Moderating hateful comments has become an unbearable routine for many social media administrators. Tomáš Halás and a team of experienced IT specialists therefore created the Troll Wu app, which automatically protects discussions in various languages. They explain how the system works, why it is not censorship, and what real-world data shows.
How it works and what makes it different
The foundation is training their own artificial intelligence on a large volume of anonymized comments, which are independently labeled by at least three people. The team builds on the fact that every language has its own nuances, slang, and veiled meanings of insults that general-purpose models do not recognize. Therefore, for each language they work with native annotators to capture expressions that would escape a foreigner. The result is more accurate detection of vulgarities and hate speech in specific countries and varieties.
The application is officially integrated with Facebook, YouTube, and TikTok and works in real time. With the client's consent granted, every new comment is sent for evaluation, their own model (not GPT) assesses it, and in case of a rules violation reports it to the platform so that it hides it. The entire process takes seconds and scales to large volumes of discussions. This relieves the human team and speeds up the response to problematic content.

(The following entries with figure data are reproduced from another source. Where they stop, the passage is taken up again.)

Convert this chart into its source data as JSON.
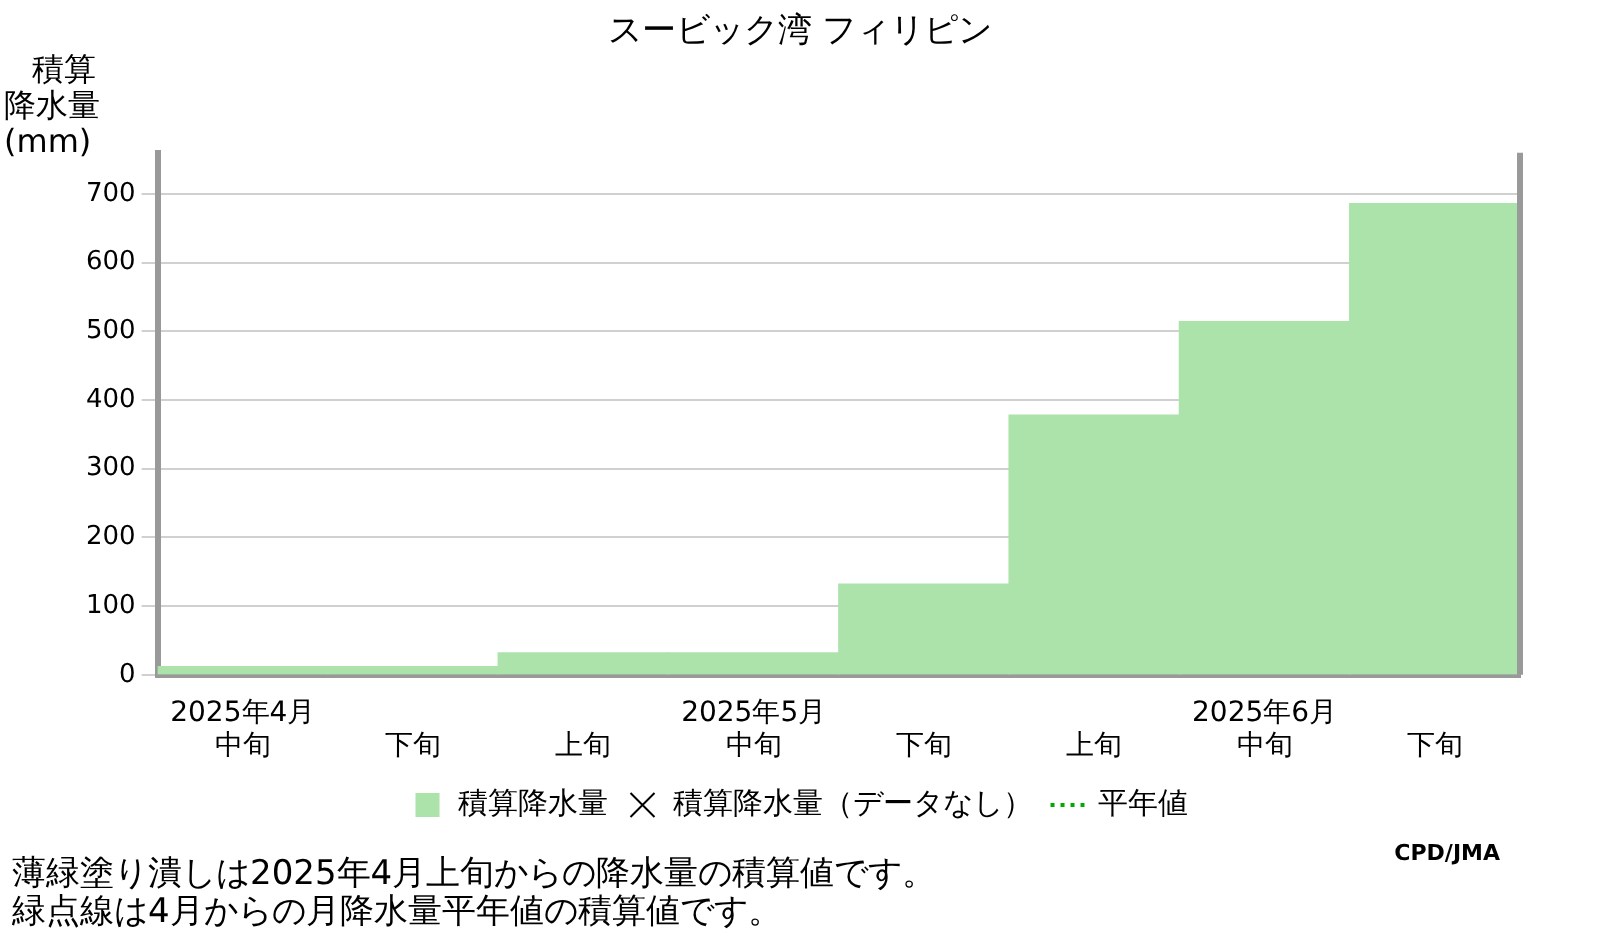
{
  "chart_data": {
    "type": "bar",
    "title": "スービック湾 フィリピン",
    "ylabel": "積算降水量(mm)",
    "categories": [
      "2025年4月中旬",
      "下旬",
      "上旬",
      "2025年5月中旬",
      "下旬",
      "上旬",
      "2025年6月中旬",
      "下旬"
    ],
    "series": [
      {
        "name": "積算降水量",
        "color": "#abe3ab",
        "values": [
          12,
          12,
          32,
          32,
          132,
          378,
          514,
          686
        ]
      },
      {
        "name": "積算降水量（データなし）",
        "type": "scatter",
        "marker": "cross",
        "color": "#000000",
        "values": [
          null,
          null,
          null,
          null,
          null,
          null,
          null,
          null
        ]
      },
      {
        "name": "平年値",
        "type": "line",
        "line_style": "dotted",
        "color": "#00aa00",
        "values": [
          null,
          null,
          null,
          null,
          null,
          null,
          null,
          null
        ]
      }
    ],
    "ylim": [
      0,
      760
    ],
    "yticks": [
      0,
      100,
      200,
      300,
      400,
      500,
      600,
      700
    ],
    "grid": "y",
    "legend": "bottom",
    "annotations": [
      "CPD/JMA",
      "薄緑塗り潰しは2025年4月上旬からの降水量の積算値です。",
      "緑点線は4月からの月降水量平年値の積算値です。"
    ]
  }
}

Moderation versus censorship
The creators liken moderation to rules in a restaurant: the owner is responsible for an environment where guests feel safe. Interventions happen only under clients' pages – people can spread their opinions elsewhere, but not break the rules in someone else's 'establishment'. Comments with hateful content are automatically hidden and the author does not receive a notification; this is intentional, so the toxic exchange is not further validated. Some expressions are also on the edge of the law, although in practice they are rarely penalized.

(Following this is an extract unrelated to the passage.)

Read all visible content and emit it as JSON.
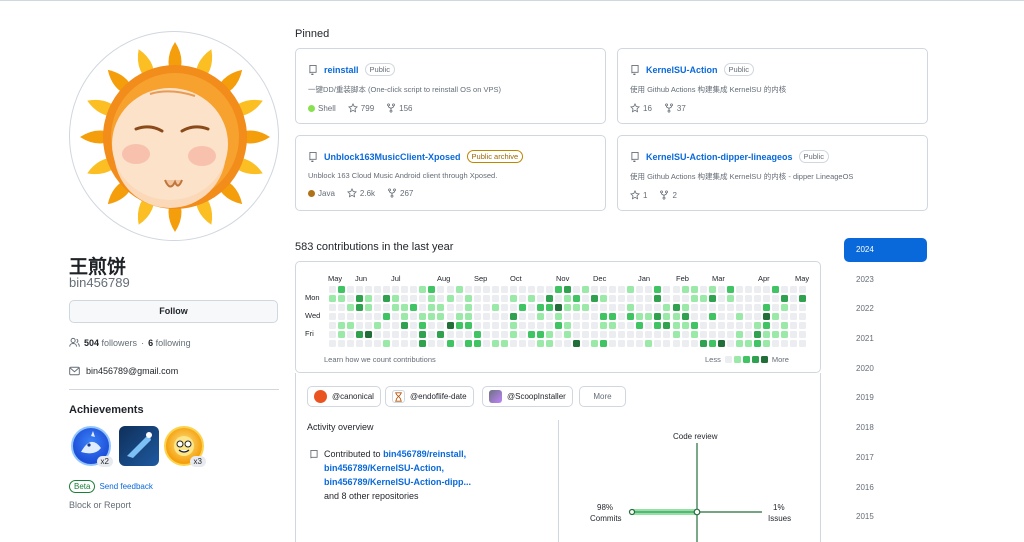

Studies and real-world experience show that without moderation, vulnerable groups, women, or children disappear from discussions, and gradually even 'ordinary' commenters. Tests on large profiles in various countries have shown that moderation does not reduce organic reach; on the contrary, it brings conversations back to substance. Among the clients are companies sensitive to brand safety, state institutions, sports clubs, and over 40 Slovak NGOs that often become targets of attacks. Moreover, the Bez hejtu initiative showed that if the largest profiles moderated systematically, the volume of hate visible to the public would drop dramatically, and hundreds of entities have already joined this call.